INVESTMENT MERIT
- Better outlook. The share price of Hovid
has risen 10% within a week to hit a 10-month high of RM0.265 after we issued
our OR piece last Monday before closing at RM0.25 yesterday. We see positive
catalysts after visiting its plant in Ipoh last Friday. Hence, our previous
projection is still deemed to be conservative.
- New rights issue to ease gearing. The group’s current net gearing stands at
0.4x. We believe its proposed renounceable right issue of up to 571.5m warrants
at the issue price of RM0.02 each will not only provide an option for
shareholders to increase their participation but will also enable the group to raise
up to RM11.4m to finance its working
capital. The rights issue will also enhance the equity base and decrease the group’s
net gearing further. This will be completed in Feb 2013 after the expiry of its
existing warrants.
- Earnings projection upgraded. In FY12A, Hovid reported a net profit of
RM15.8m. However, this net profit was dragged down by a RM2.0m non-recurring
item in Carotech. Including this, Hovid should have reported a net profit of
RM17.8m. Besides, we also saw revenue in 4Q12 jumped to RM45.7m (+16% QoQ,
+32% YoY) due
mainly to new
production lines installed, which
should have a full impact on FY13 earnings. As such, we are raising our FY13
projection to RM24m from RM20m previously.
- Decent dividend yield. So far, Hovid has
no firm dividend policy. Based on our estimates, GDPS of 1.0-1.5 sen for FY13 are
achievable. This translates into dividend yields of 4.0% to 6.0% based on the
current share price, which is fairly decent.
- Upgrade to Trading
Buy. The stock is trading at 8.0x FY13 PER, which is still below the industry’s
average of 9.1x PER for small-cap pharmaceutical players. With our earnings
revision, HOVID is now valued at RM0.30 based on FY13 9.1x PER. Upgrade to
Trading Buy from Neutral.
SWOT ANALYSIS
- Strength:
Continuous input on R&D, rich products portfolio and extensive
international network
- Weaknesses: Potential margin squeeze due to competition
- Opportunities: Further growth in its already rich int’l distribution
network particularly in healthcare products in developing countries.

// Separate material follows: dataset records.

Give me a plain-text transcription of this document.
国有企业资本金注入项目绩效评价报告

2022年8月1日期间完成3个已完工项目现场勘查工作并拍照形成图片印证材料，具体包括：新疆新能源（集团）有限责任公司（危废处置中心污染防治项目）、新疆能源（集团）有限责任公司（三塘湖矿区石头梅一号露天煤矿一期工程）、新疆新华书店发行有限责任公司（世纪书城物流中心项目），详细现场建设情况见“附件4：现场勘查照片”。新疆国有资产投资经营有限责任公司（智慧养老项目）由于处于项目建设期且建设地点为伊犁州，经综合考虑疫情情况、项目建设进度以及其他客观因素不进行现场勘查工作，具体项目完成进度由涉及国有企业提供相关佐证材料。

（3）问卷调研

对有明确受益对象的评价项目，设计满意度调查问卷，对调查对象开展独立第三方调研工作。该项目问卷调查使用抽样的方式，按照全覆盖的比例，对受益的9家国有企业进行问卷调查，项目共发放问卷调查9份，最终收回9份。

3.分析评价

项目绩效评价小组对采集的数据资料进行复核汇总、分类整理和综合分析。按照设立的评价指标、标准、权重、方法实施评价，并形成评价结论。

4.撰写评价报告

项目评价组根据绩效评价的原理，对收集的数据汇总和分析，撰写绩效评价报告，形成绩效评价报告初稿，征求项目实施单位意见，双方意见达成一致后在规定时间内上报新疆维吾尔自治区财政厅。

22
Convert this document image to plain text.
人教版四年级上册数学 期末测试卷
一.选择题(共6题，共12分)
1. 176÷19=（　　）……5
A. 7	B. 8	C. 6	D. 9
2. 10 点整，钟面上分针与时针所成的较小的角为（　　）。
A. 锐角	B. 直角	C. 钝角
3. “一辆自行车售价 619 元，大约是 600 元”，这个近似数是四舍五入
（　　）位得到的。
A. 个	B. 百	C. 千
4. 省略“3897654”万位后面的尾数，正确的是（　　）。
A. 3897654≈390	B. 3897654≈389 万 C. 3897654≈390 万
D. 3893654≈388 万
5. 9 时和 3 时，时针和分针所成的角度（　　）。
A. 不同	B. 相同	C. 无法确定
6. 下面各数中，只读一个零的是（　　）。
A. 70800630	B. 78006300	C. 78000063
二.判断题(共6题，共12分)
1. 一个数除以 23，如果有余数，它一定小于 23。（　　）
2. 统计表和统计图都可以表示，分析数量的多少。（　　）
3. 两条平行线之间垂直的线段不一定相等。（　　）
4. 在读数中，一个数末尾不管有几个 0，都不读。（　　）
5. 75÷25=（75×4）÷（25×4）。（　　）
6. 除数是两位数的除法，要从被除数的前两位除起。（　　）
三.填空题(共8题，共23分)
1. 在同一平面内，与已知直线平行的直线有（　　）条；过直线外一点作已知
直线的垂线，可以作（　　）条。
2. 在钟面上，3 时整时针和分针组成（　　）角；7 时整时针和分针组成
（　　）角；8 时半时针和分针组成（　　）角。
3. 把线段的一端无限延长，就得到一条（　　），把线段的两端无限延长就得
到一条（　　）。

Introduction of more generic drugs
- Threats: Slower than expected drugs
registration approval
TECHNICALS
- Resistance: RM0.275 (R1), RM0.29 (R2)
- Support: RM0.245 (S1), RM0.215 (S2)
- Comments:
Following a strong run up from 20
sen to a recent high of 29 sen, Hovid’s technical indicators look exhausted.
The overall trend remains bullish
although the share price may continue its consolidation phase in the short
term. Look to buy lower at 24-24.5 sen with upside targets 27.5 sen and 29
sen.
BUSINESS OVERVIEW
Hovid Berhad (Bursa Code: 7213, HOVID) is engaged in the
manufacturing of pharmaceutical and herbal products. The company is a
pharmaceutical manufacturer of medicinal preparations and health supplements
with more than 300 products distributed over 50 countries globally.
Hovid's products include antibiotics, antidiabetics,
antihypertensives, antimalarial and anti-inflammatory analgesics ranging from
skin care and hair care to health beverages. Its products are manufactured in
GMP compliant plants. The group’s popular products include Tocovid SupraBio and
Ho Yan Hor Herbal Tea.
BUSINESS SEGMENTS
HOVID’s core business is its Pharmaceutical segment, which
is involved in the manufacturing and sale of pharmaceutical products. In FY12,
HOVID’s Pharmaceutical division recorded a
revenue of RM164.8m (+13.5% YoY) due mainly to additional production
capacity and increased output as a result of higher demand from customers.